Par conclusions du 17 janvier 2025, formant appel incident, M. [P] [E] et Mme [B] [V] demandent à la cour, au visa des articles 32-1, 56, 112 et suivants, 122 et suivants, 143 et suivants du code de procédure civile et de l'article 1240 du code civil':
In limine litis,
- d'infirmer l'ordonnance entreprise en ce qu'elle les a déboutés de leur demande de nullité de l'assignation du 19 octobre 2023';
- de la déclarer nulle l'assignation et l'ordonnance entreprise';
À titre principal,
- de confirmer en conséquence l'ordonnance entreprise pour le surplus';
- de juger que les demandes de la société Holding [T] sont formulées en violation d'une clause de règlement amiable préalable des différends inscrite à l'acte de cession';
- de juger qu'elle se contredit à leur détriment';
- de déclarer irrecevables ses demandes sans examen au fond';
À titre subsidiaire,
- de juger que sa demande d'expertise présentée sur le fondement de l'article 145 du code de procédure civile est dépourvue de motifs légitimes'et qu'elle est indissociable de l'expertise judiciaire en cours ordonnée sur demande de la société Pro Mad';
- de la débouter en conséquence de l'ensemble de ses demandes';
Et en tout état de cause,
- de la condamner à leur payer la somme de 5'000 euros en réparation de leur préjudice moral tiré de l'abus de son droit d'action'et celle de 5'000 euros au titre de l'article 700 du code de procédure civile ainsi qu'aux entiers dépens.

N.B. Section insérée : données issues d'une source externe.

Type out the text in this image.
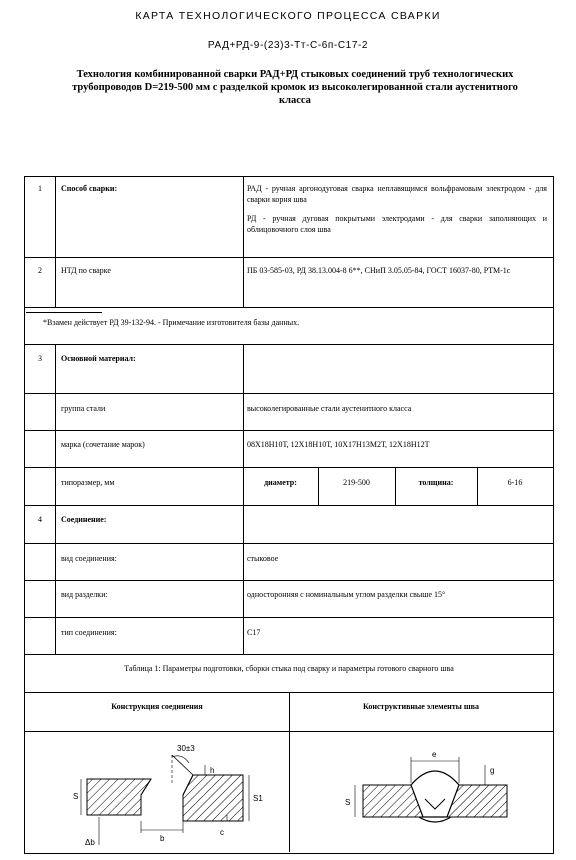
КАРТА ТЕХНОЛОГИЧЕСКОГО ПРОЦЕССА СВАРКИ
РАД+РД-9-(23)3-Тт-С-6п-С17-2
Технология комбинированной сварки РАД+РД стыковых соединений труб технологических трубопроводов D=219-500 мм с разделкой кромок из высоколегированной стали аустенитного класса
1	Способ сварки:	РАД - ручная аргонодуговая сварка неплавящимся вольфрамовым электродом - для сварки корня шва
РД - ручная дуговая покрытыми электродами - для сварки заполняющих и облицовочного слоя шва
2	НТД по сварке	ПБ 03-585-03, РД 38.13.004-8 6**, СНиП 3.05.05-84, ГОСТ 16037-80, РТМ-1с
*Взамен действует РД 39-132-94. - Примечание изготовителя базы данных.
3	Основной материал:
группа стали	высоколегированные стали аустенитного класса
марка (сочетание марок)	08Х18Н10Т, 12Х18Н10Т, 10Х17Н13М2Т, 12Х18Н12Т
типоразмер, мм	диаметр:	219-500	толщина:	6-16
4	Соединение:
вид соединения:	стыковое
вид разделки:	односторонняя с номинальным углом разделки свыше 15°
тип соединения:	С17
Таблица 1: Параметры подготовки, сборки стыка под сварку и параметры готового сварного шва
Конструкция соединения	Конструктивные элементы шва
30±3
h
S	S1
c
b
Δb
e
g
S
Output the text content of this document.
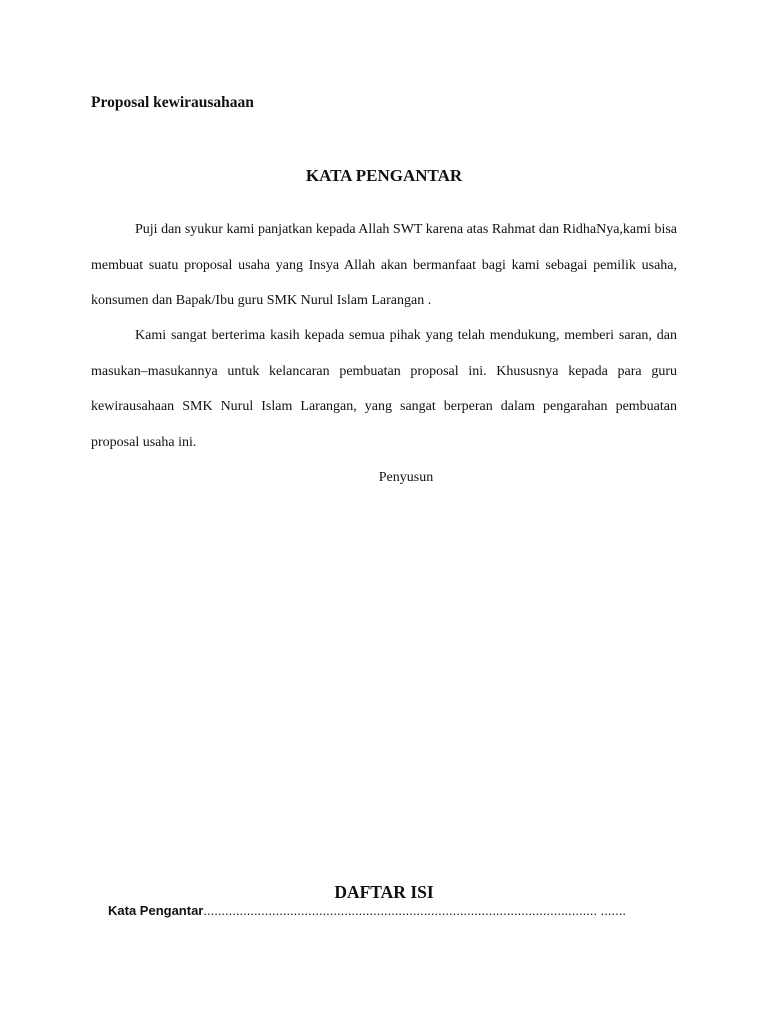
Proposal kewirausahaan

KATA PENGANTAR

Puji dan syukur kami panjatkan kepada Allah SWT karena atas Rahmat dan RidhaNya,kami bisa membuat suatu proposal usaha yang Insya Allah akan bermanfaat bagi kami sebagai pemilik usaha, konsumen dan Bapak/Ibu guru SMK Nurul Islam Larangan .

Kami sangat berterima kasih kepada semua pihak yang telah mendukung, memberi saran, dan masukan–masukannya untuk kelancaran pembuatan proposal ini. Khususnya kepada para guru kewirausahaan SMK Nurul Islam Larangan, yang sangat berperan dalam pengarahan pembuatan proposal usaha ini.

Penyusun

DAFTAR ISI
Kata Pengantar............................................................................................................. .......
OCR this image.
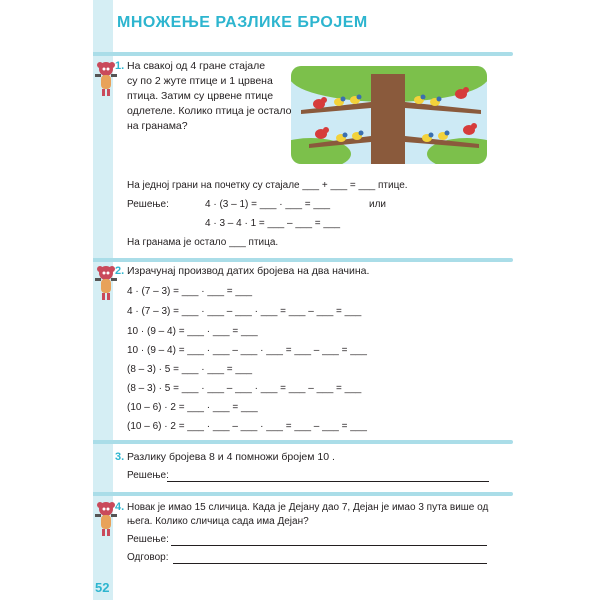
МНОЖЕЊЕ РАЗЛИКЕ БРОЈЕМ
1. На свакој од 4 гране стајале
су по 2 жуте птице и 1 црвена
птица. Затим су црвене птице
одлетеле. Колико птица је остало
на гранама?
На једној грани на почетку су стајале ___ + ___ = ___ птице.
Решење:	4 · (3 – 1) = ___ · ___ = ___	или
4 · 3 – 4 · 1 = ___ – ___ = ___
На гранама је остало ___ птица.
2. Израчунај производ датих бројева на два начина.
4 · (7 – 3) = ___ · ___ = ___
4 · (7 – 3) = ___ · ___ – ___ · ___ = ___ – ___ = ___
10 · (9 – 4) = ___ · ___ = ___
10 · (9 – 4) = ___ · ___ – ___ · ___ = ___ – ___ = ___
(8 – 3) · 5 = ___ · ___ = ___
(8 – 3) · 5 = ___ · ___ – ___ · ___ = ___ – ___ = ___
(10 – 6) · 2 = ___ · ___ = ___
(10 – 6) · 2 = ___ · ___ – ___ · ___ = ___ – ___ = ___
3. Разлику бројева 8 и 4 помножи бројем 10 .
Решење:
4. Новак је имао 15 сличица. Када је Дејану дао 7, Дејан је имао 3 пута више од
њега. Колико сличица сада има Дејан?
Решење:
Одговор:
52
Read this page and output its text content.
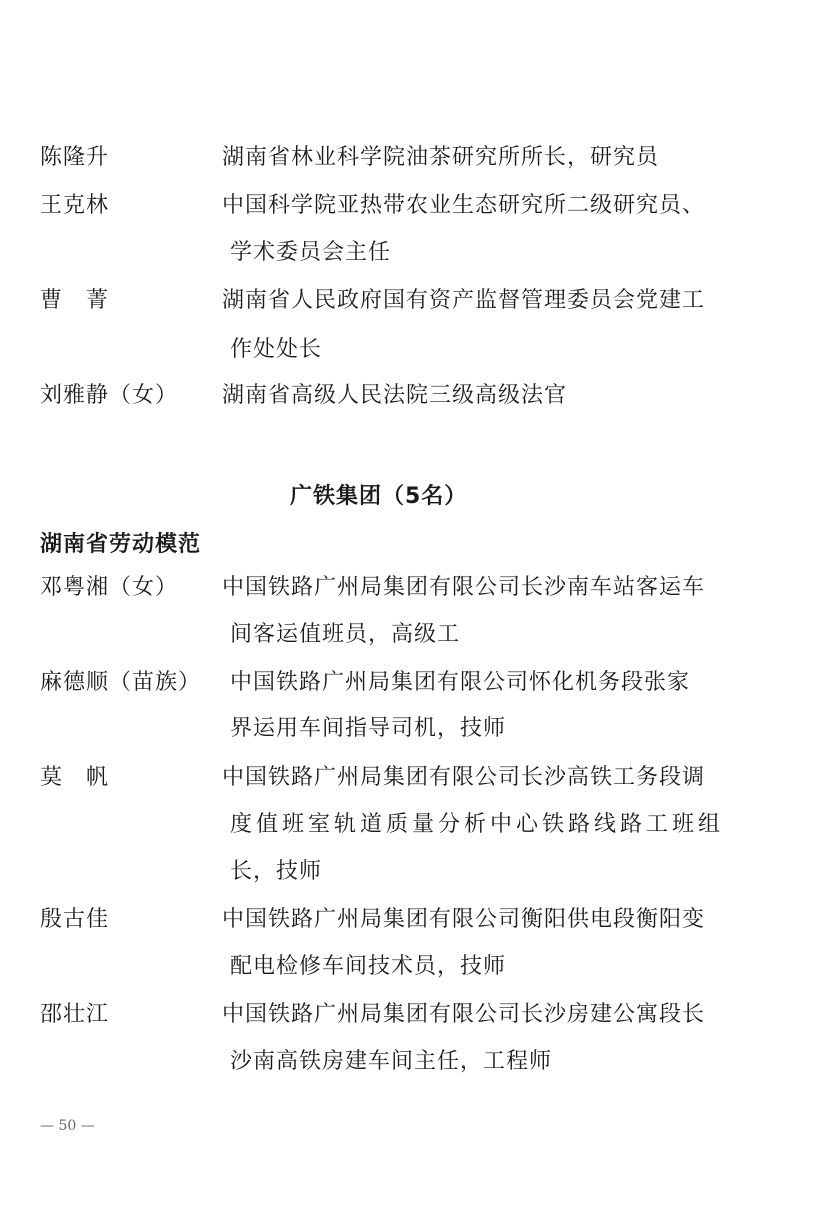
陈隆升	湖南省林业科学院油茶研究所所长，研究员
王克林	中国科学院亚热带农业生态研究所二级研究员、
学术委员会主任
曹　菁	湖南省人民政府国有资产监督管理委员会党建工
作处处长
刘雅静（女） 湖南省高级人民法院三级高级法官
广铁集团（5名）
湖南省劳动模范
邓粤湘（女） 中国铁路广州局集团有限公司长沙南车站客运车
间客运值班员，高级工
麻德顺（苗族） 中国铁路广州局集团有限公司怀化机务段张家
界运用车间指导司机，技师
莫　帆	中国铁路广州局集团有限公司长沙高铁工务段调
度值班室轨道质量分析中心铁路线路工班组
长，技师
殷古佳	中国铁路广州局集团有限公司衡阳供电段衡阳变
配电检修车间技术员，技师
邵壮江	中国铁路广州局集团有限公司长沙房建公寓段长
沙南高铁房建车间主任，工程师
— 50 —
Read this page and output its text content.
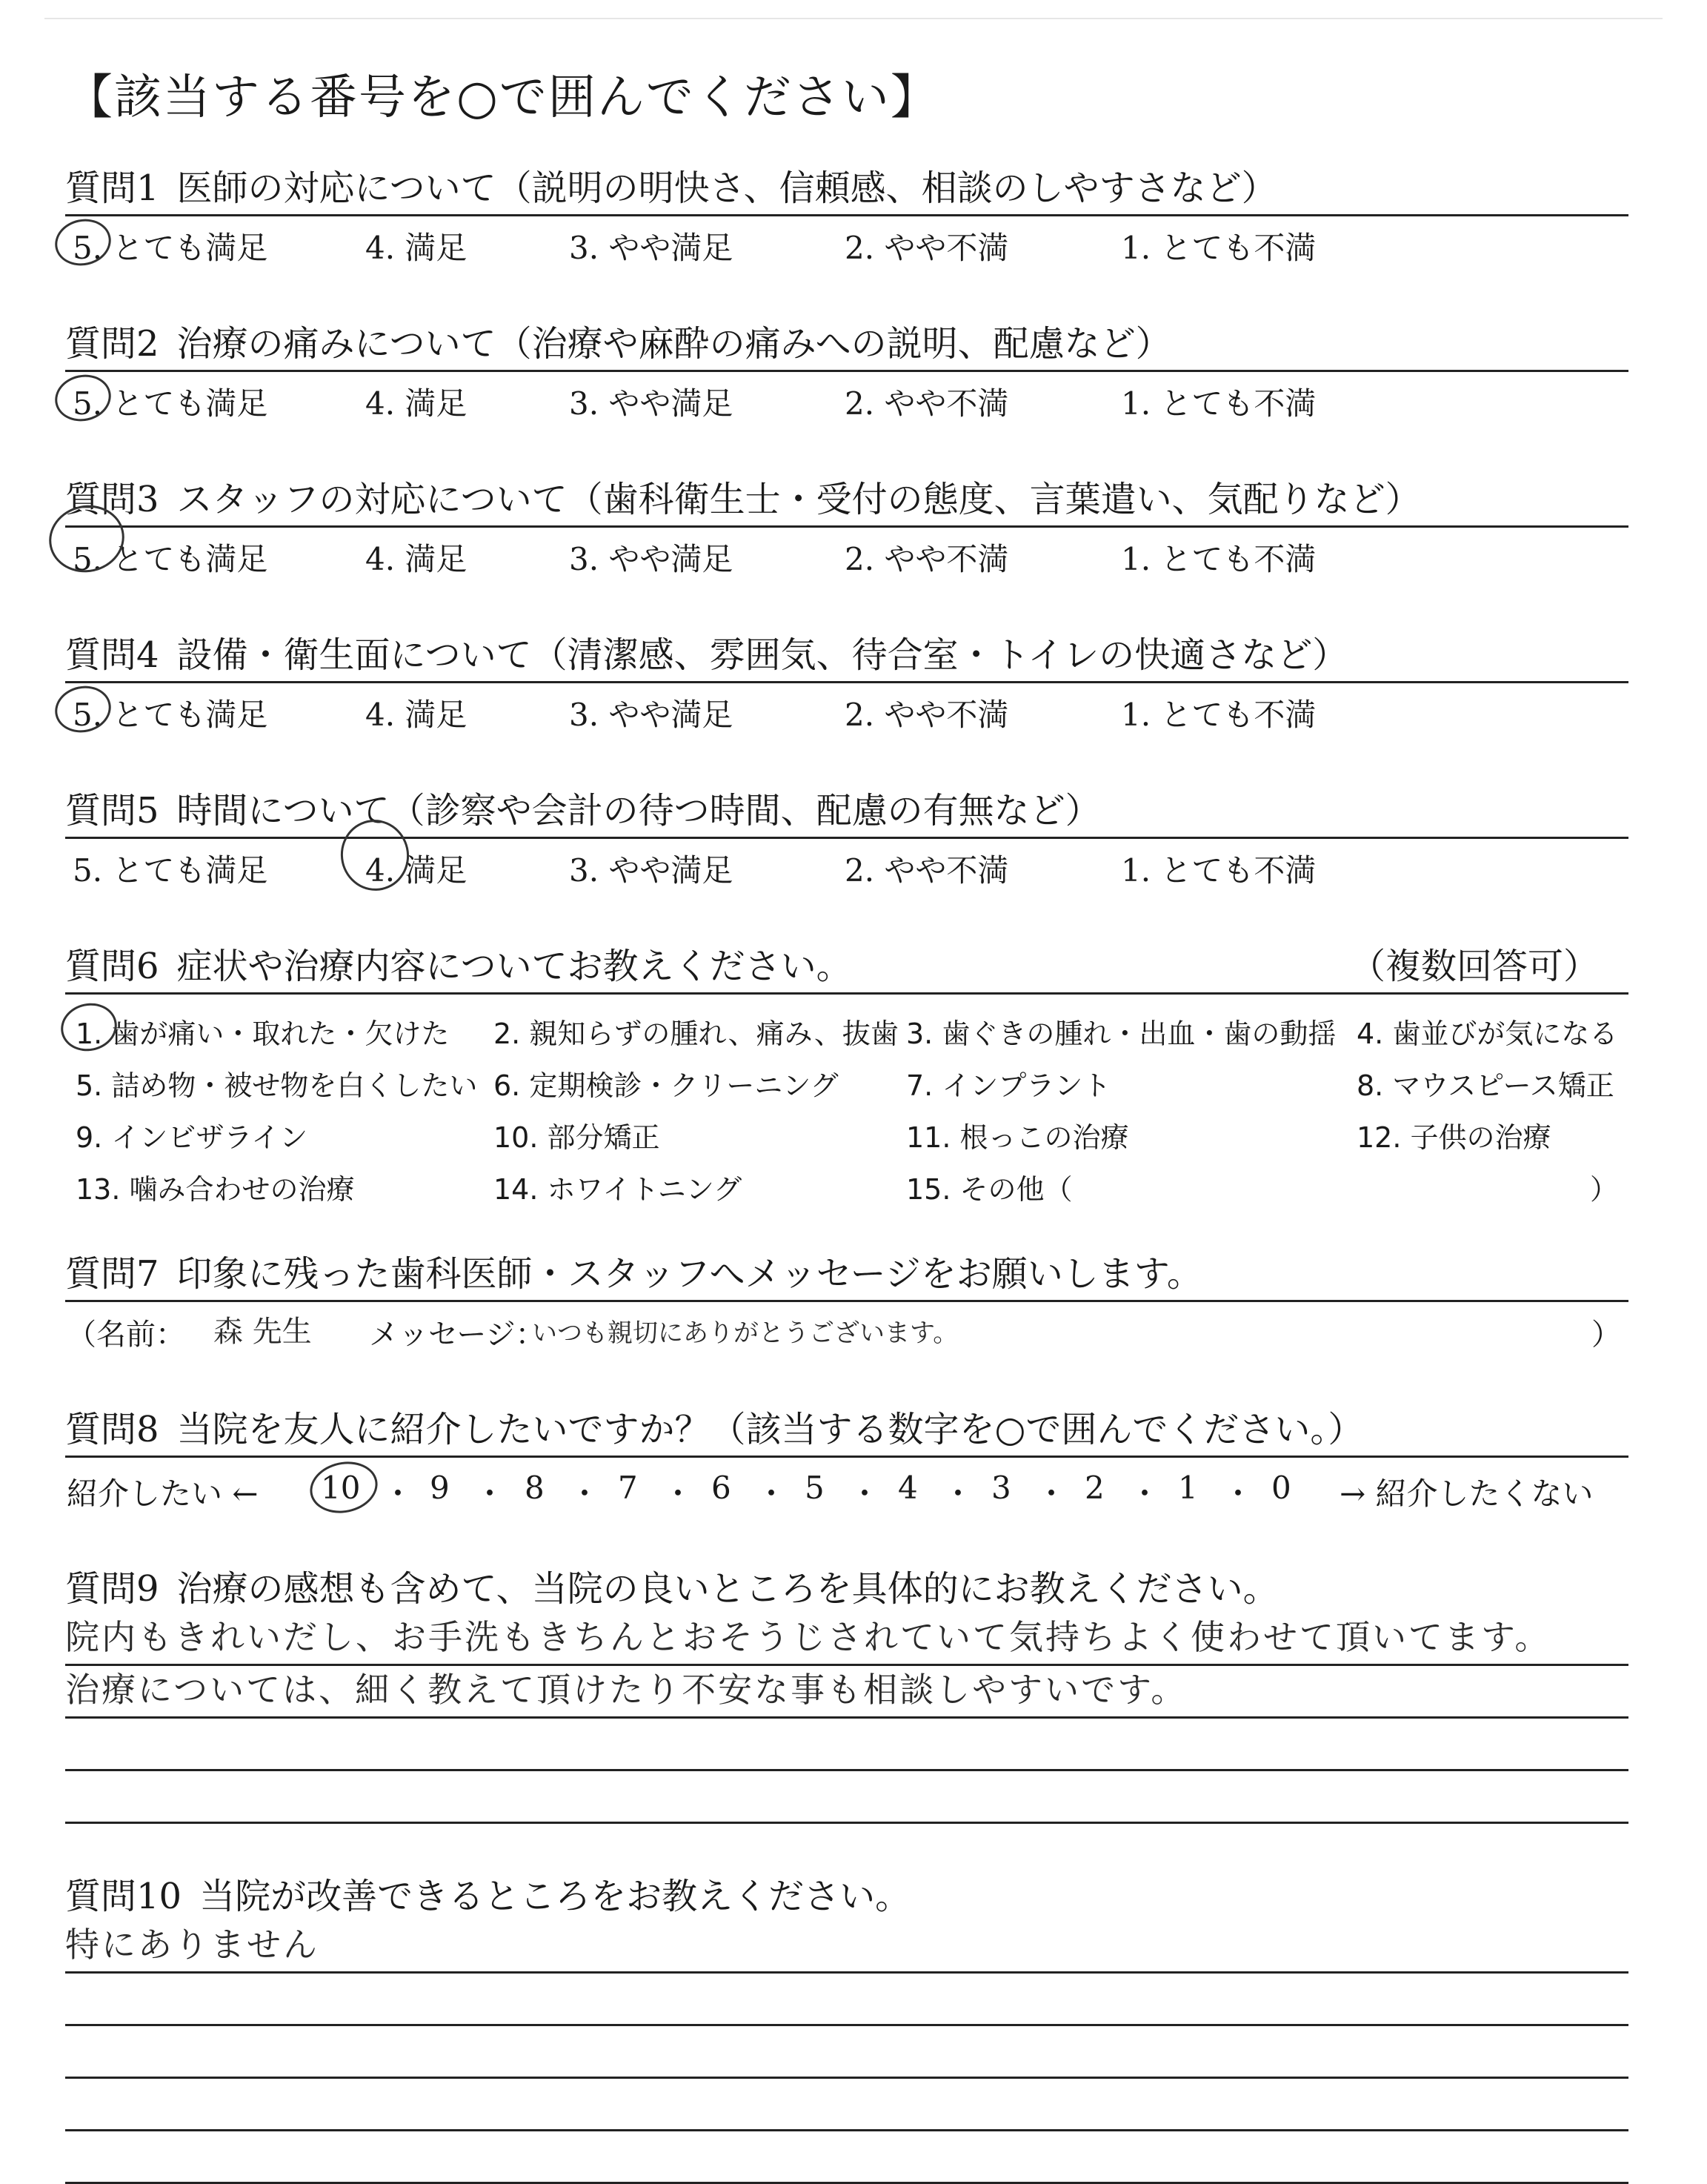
【該当する番号を○で囲んでください】
質問1 医師の対応について（説明の明快さ、信頼感、相談のしやすさなど）
5. とても満足	4. 満足	3. やや満足	2. やや不満	1. とても不満
質問2 治療の痛みについて（治療や麻酔の痛みへの説明、配慮など）
5. とても満足	4. 満足	3. やや満足	2. やや不満	1. とても不満
質問3 スタッフの対応について（歯科衛生士・受付の態度、言葉遣い、気配りなど）
5. とても満足	4. 満足	3. やや満足	2. やや不満	1. とても不満
質問4 設備・衛生面について（清潔感、雰囲気、待合室・トイレの快適さなど）
5. とても満足	4. 満足	3. やや満足	2. やや不満	1. とても不満
質問5 時間について（診察や会計の待つ時間、配慮の有無など）
5. とても満足	4. 満足	3. やや満足	2. やや不満	1. とても不満
質問6 症状や治療内容についてお教えください。	（複数回答可）
1. 歯が痛い・取れた・欠けた 2. 親知らずの腫れ、痛み、抜歯 3. 歯ぐきの腫れ・出血・歯の動揺 4. 歯並びが気になる
5. 詰め物・被せ物を白くしたい 6. 定期検診・クリーニング 7. インプラント	8. マウスピース矯正
9. インビザライン	10. 部分矯正	11. 根っこの治療	12. 子供の治療
13. 噛み合わせの治療	14. ホワイトニング	15. その他（	）
質問7 印象に残った歯科医師・スタッフへメッセージをお願いします。
（名前： 森 先生 メッセージ：
いつも親切にありがとうございます。	）
質問8 当院を友人に紹介したいですか？（該当する数字を○で囲んでください。）
紹介したい ← 10 ・ 9 ・ 8 ・ 7 ・ 6 ・ 5 ・ 4 ・ 3 ・ 2 ・ 1 ・ 0 → 紹介したくない
質問9 治療の感想も含めて、当院の良いところを具体的にお教えください。
院内もきれいだし、お手洗もきちんとおそうじされていて気持ちよく使わせて頂いてます。
治療については、細く教えて頂けたり不安な事も相談しやすいです。
質問10 当院が改善できるところをお教えください。
特にありません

Il est renvoyé, pour l'exposé exhaustif des moyens des parties, aux conclusions susvisées, conformément aux dispositions de l'article 455 du code de procédure civile.
L'ordonnance de clôture est datée du 28 janvier 2025.
MOTIFS :
Sur la nullité de l'assignation
La société Holding [T] a fait délivrer le 19 octobre 2023 à M. [E] et Mme [V] une assignation en référé devant le président du tribunal de commerce de Montpellier en sollicitant la désignation d'un expert-comptable avec pour mission d'arrêter à la date de cession de la société Pro Mad la situation comptable de cette dernière.
Or, d'une part, si l'assignation ne contient effectivement aucun fondement juridique, les intimés ne démontrent pas qu'un grief en serait résulté dans la mesure où la société Holding [T] a précisé le fondement juridique de sa demande dès ses premières conclusions en réponse, en invoquant l'article 145 du code de procédure civile.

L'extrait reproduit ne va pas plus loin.